By expelling 60 Russian diplomats, the US joined a score of Britain's allies in responding to the poisoning of former double agent Sergei Skripal and his daughter Yulia in the English city of Salisbury on March 4.
Two planes arrived at Moscow's Vnukovo airport on Sunday, bringing home a total of 171 people -- the 60 diplomats and their families -- from Washington and New York.
Russian television showed passengers disembarking from a government plane while several buses waited to pick them up.
More than 150 Russian diplomats have now been ordered out of the US, EU members, NATO countries and other nations.
Britain has said it is "highly likely" that Russia was responsible for the Skripal attack using the Soviet-designed Novichok nerve agent. Russia has angrily denied any involvement.
The US alleged the 60 diplomats were "spies" and sent them home from posts around the country and at the Russian mission to the United Nations, as well as closing Russia's consulate in Seattle.
However Washington has since said that Russia is free to apply to accredit more diplomats to replace those expelled.
Moscow responded by expelling 60 US diplomats and closing Washington's consulate in Saint Petersburg on Saturday.
US President Donald Trump has often appeared reluctant to criticise Russian leader Vladimir Putin and has said the two could meet for a summit in the near future.
"Now the consulate is closed but our work to improve Russian-US ties is continuing," the US embassy in Moscow said on Twitter.
Moscow also issued further retaliatory measures against Britain on Saturday, demanding that London further slash its diplomatic presence.
"Russia suggested parity. The British side has more than 50 more people," foreign ministry spokeswoman Maria Zakharova told AFP.

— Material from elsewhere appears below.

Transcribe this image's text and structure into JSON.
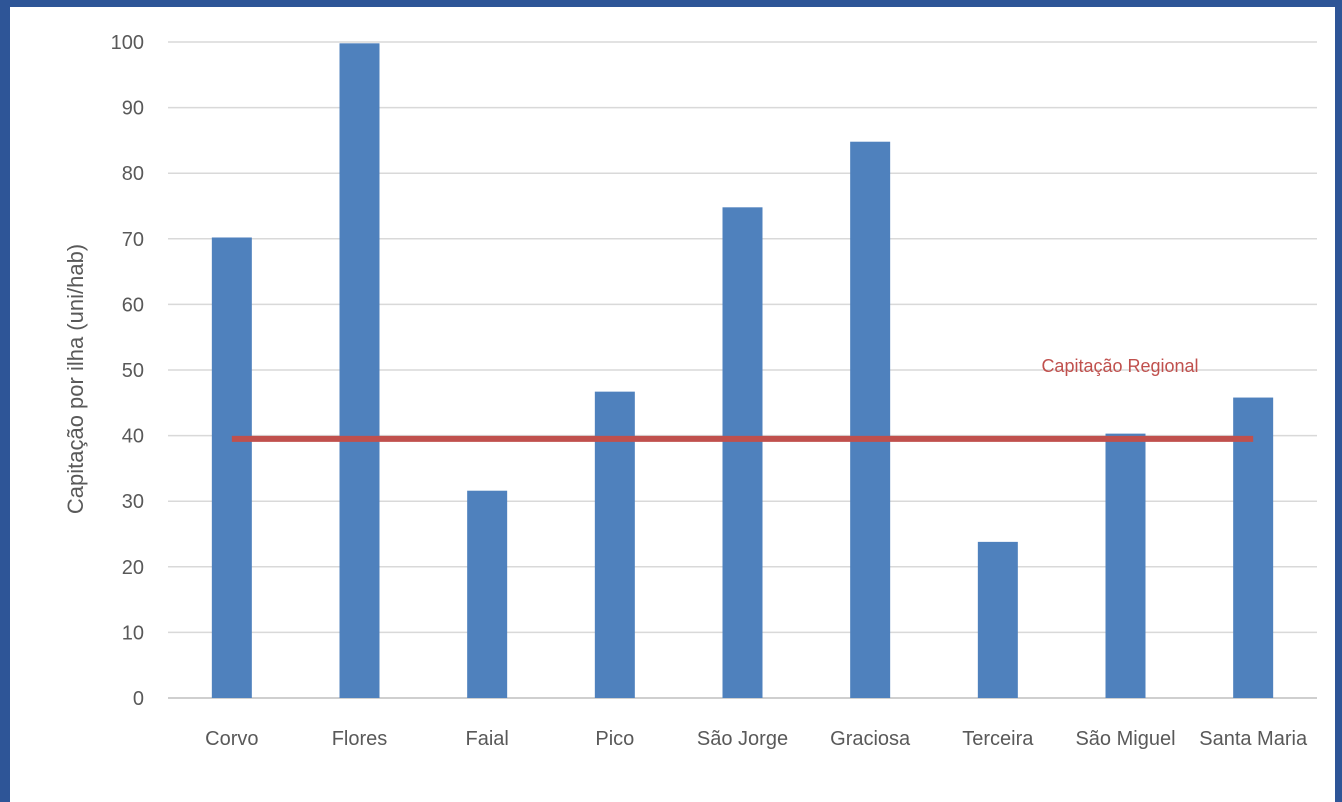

The call came after 23 British diplomats were expelled from Russia last month.
Moscow also closed a British consulate in Saint Petersburg and suspended all projects of the British Council for the first time in nearly 60 years.
The Russian embassy in London urged Russians to think carefully before travelling to the UK or sending children to summer school there.
The embassy warned that British authorities including police could single out Russians for additional checks, citing "the anti-Russian policies and an escalation of the British side's threatening rhetoric".
Britain acknowledged Saturday that border officials had searched an incoming Aeroflot flight from Moscow in what Russia blasted as an act of "blatant provocation".
Britain said it conducts routine checks on aircraft to protect the UK from organised crime and people attempting to bring harmful substances into the country.
Earlier this week Moscow summoned British ambassador Laurie Bristow, giving London a month to cut the number of diplomatic staff in Russia to the same number Russia has in Britain.
He was handed a protest note over the "provocative and unfounded actions of the British side which instigated the unwarranted expulsion of Russian diplomats from a variety of states," the Russian foreign ministry said.
Bristow was summoned along with the heads of missions from 23 other countries -- most of them EU member states -- who were told that some of their diplomats had to leave.
France, Germany, Canada and Poland each said that Russia was expelling four of their diplomats.
Other countries including Australia, Ukraine, the Netherlands, Sweden, the Czech Republic, Finland, Lithuania and Norway were also told to pull their envoys.